Qualcuno pensa sinceramente che gli Stati Uniti
siano preoccupati per la democrazia e i diritti umani in Venezuela?
Perché non gli importa della fame nello Yemen? Perché trattano i
migranti in modo ostile? Trump si è forse preoccupato dei diritti umani
quando ingabbiava i bambini come animali?
La nostra Costituzione e
la tradizione della diplomazia brasiliana difendono il non-intervento in
altri paesi. È il rispetto per le nazioni e l'autodeterminazione dei
popoli. Non abbiamo bisogno di adulare gli imperi che usano le crisi per
coprire i loro problemi interni e si avvantaggiano, approfittandosene
economicamente, delle guerre e dei blocchi politici ed economici.
Abbiamo già visto questo film e questo porta solo più dolore.

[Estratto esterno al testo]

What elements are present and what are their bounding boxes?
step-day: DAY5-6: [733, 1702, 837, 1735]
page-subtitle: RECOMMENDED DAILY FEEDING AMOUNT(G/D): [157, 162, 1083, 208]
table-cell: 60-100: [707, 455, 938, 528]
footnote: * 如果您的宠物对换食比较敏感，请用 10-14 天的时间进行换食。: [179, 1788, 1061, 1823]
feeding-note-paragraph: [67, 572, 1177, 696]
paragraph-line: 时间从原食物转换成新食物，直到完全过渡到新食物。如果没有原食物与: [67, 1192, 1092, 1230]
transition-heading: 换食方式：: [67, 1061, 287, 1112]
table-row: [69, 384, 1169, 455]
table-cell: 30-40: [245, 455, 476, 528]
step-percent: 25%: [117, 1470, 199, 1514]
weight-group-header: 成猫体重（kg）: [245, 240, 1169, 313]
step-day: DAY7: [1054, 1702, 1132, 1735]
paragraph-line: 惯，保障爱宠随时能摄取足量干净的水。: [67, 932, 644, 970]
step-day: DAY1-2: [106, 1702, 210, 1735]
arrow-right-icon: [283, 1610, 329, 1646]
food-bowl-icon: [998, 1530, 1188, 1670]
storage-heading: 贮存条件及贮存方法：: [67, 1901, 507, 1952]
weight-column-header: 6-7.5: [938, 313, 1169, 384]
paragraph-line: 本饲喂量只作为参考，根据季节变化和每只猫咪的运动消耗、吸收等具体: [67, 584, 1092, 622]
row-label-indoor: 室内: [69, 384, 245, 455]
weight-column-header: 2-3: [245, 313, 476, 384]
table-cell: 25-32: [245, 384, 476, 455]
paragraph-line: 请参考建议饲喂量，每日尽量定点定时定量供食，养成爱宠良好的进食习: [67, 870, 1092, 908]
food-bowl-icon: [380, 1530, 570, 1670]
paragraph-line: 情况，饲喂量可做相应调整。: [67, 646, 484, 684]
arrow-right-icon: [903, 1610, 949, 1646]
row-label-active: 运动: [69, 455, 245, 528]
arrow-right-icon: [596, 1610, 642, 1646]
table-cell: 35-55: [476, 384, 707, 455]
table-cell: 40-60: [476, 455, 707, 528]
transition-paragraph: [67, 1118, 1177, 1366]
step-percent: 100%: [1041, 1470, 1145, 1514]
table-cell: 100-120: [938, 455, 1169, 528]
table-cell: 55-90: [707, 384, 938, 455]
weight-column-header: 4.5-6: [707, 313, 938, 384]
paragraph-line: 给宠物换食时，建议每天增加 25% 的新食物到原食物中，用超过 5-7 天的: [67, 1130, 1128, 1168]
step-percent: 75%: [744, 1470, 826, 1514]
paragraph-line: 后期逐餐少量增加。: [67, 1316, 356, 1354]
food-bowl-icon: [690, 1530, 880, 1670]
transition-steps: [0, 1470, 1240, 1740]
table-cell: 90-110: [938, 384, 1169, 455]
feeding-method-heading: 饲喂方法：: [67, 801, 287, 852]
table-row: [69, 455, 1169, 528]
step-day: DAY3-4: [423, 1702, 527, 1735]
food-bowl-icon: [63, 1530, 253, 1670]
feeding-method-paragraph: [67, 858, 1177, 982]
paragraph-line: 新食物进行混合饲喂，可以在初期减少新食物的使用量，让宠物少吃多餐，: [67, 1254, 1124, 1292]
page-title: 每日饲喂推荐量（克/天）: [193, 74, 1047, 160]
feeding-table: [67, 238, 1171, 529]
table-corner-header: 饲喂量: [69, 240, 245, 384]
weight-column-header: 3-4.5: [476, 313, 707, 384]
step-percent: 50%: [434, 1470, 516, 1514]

Quando
l'ex presidente George W. Bush ha voluto compromettere il Brasile nella
guerra contro l'Iraq, l'ex presidente Lula ha reagito con grinta: "La
nostra guerra è contro la fame".
Le difficoltà incontrate dal popolo
venezuelano sono state aggravate solo dalle sanzioni e dai blocchi
economici imposti dagli Stati Uniti e dai loro alleati. Non
dimentichiamoci che il governo della Colombia si è rifiutato di vendere
medicine al governo venezuelano. Così come è accaduto con altri
prodotti. Il Venezuela dipende fortemente dalle importazioni. Finché
permangono blocchi e sanzioni, le persone soffriranno e migreranno,
imponendo anche sofferenza a coloro che confinano con il paese.
La
via d'uscita, la soluzione pacifica alla crisi venezuelana, che ha un
impatto in America Latina, è la negoziazione politica, è parlare a tutti
e con tutti. Ruolo che il Brasile dovrebbe avere, come ha fatto con
successo in passato, e non aggiungere legna al fuoco.
Questa
settimana Bolsonaro incontrerà il presidente Macri in Argentina. I
giornali dicono che il primo punto all'ordine del giorno sarà il
Venezuela. Se hanno un minimo senso di responsabilità per la pace,
l'ordine e la buona convivenza tra i paesi e i popoli dell'America
Latina, propongano un dialogo con i partiti venezuelani. Altrimenti,
accelereremo solo la crisi con ripercussioni per tutti noi.
I
democratici brasiliani, che sinceramente si preoccupano del destino dei
nostri popoli, sanno che l'interventismo di qualsiasi tipo non è la via
d'uscita dalla crisi venezuelana. E non è necessario essere d'accordo
con Nicolás Maduro, con il suo governo o con i processi istituzionali
venezuelani per capire che, nel caso di un intervento militare, il ruolo
del Brasile sarà purtroppo quello di carne da macello.